The first oil painting ever exhibited by Turner is to be put up for auction after being lost for more 150 years.

The Rising Squall features a dramatic view of a former hot spring and spa in Bristol seen from east bank of the River Avon, before Clifton Suspension Bridge was built.

It made its way around the world and returned to the UK but was unknown as a Turner masterpiece for more than a century. His signature was revealed after the painting was cleaned last year.

The artwork will be displayed in a public exhibition at Sotheby's, in London, between 28 June and 1 July before it is auctioned with an estimated value of up to £300,000.

Julian Gascoigne, Sotheby's senior specialist, said: "It's a fascinating and very instructive insight into his early style."

He added the painting represents Turner, famed as a watercolourist, as a teenage artist with "ambition and skill" as he experimented as an oil painter.

The painting made its debut at the Royal Academy in 1793, three days after Turner's 18th birthday, before being bought by Reverend Robert Nixon, a customer of his father's barber shop.
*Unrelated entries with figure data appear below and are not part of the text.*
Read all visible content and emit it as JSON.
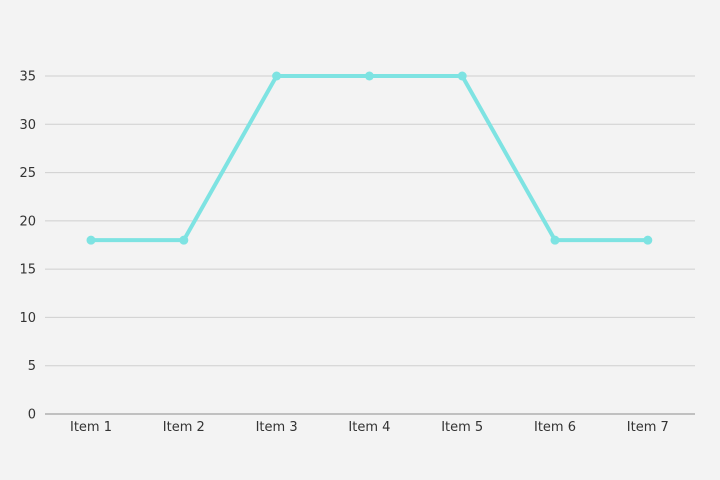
{
  "chart_data": {
    "type": "line",
    "categories": [
      "Item 1",
      "Item 2",
      "Item 3",
      "Item 4",
      "Item 5",
      "Item 6",
      "Item 7"
    ],
    "series": [
      {
        "values": [
          18,
          18,
          35,
          35,
          35,
          18,
          18
        ]
      }
    ],
    "ylim": [
      0,
      35
    ],
    "yticks": [
      "0",
      "5",
      "10",
      "15",
      "20",
      "25",
      "30",
      "35"
    ],
    "grid": true,
    "legend": "none",
    "colors": {
      "line": "#7ee3e2",
      "grid": "#cfcfcf",
      "axis": "#8c8c8c",
      "background": "#f3f3f3"
    }
  }
}
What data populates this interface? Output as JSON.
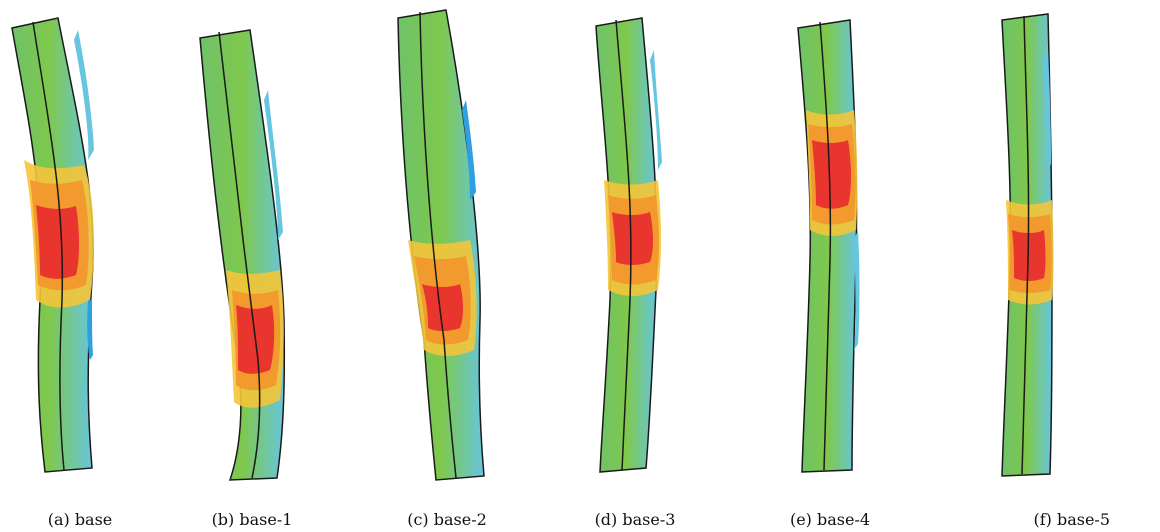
{
  "panels": [
    {
      "id": "a",
      "caption": "(a) base"
    },
    {
      "id": "b",
      "caption": "(b) base-1"
    },
    {
      "id": "c",
      "caption": "(c) base-2"
    },
    {
      "id": "d",
      "caption": "(d) base-3"
    },
    {
      "id": "e",
      "caption": "(e) base-4"
    },
    {
      "id": "f",
      "caption": "(f) base-5"
    }
  ],
  "colors": {
    "outline": "#1a1a1a",
    "cool": "#66c6df",
    "cold": "#2f9fe0",
    "mid": "#7fc84c",
    "light": "#a4d65a",
    "warm": "#f4c43a",
    "orange": "#f29a2d",
    "hot": "#e8352e"
  }
}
Reverend Nixon's son inherited the painting after his death, Mr Gascoigne said, adding it then fell "into obscurity" having last been exhibited in Tasmania, Australia, in 1858.

Sotheby's A woman looking at a framed oil painting which depicts a former hot spa and spring in Bristol, with Georgian houses in the background and a boat sailing in water. Sotheby's
The painting is expected to be sold for up to £300,000 at an auction

The painting was done as part of Turner's first artistic tour when he was a teenager, where he travelled from London to the West Country.

Mr Gascoigne said: "Bristol would have been a very natural place for a young artist based in London to get to relatively easily and relatively cheaply, but would provide him with the sort of dramatic, sublime, picturesque landscape that he was seeking."

There was early mention of the painting in obituaries of Turner's life but for at least a century it was mistaken for a watercolour, meaning it was missing from the catalogue of his exhibited oil paintings.

Up until the discovery last year during a restoration project, experts believed Turner's earliest exhibited oil was his Fisherman at Sea painting.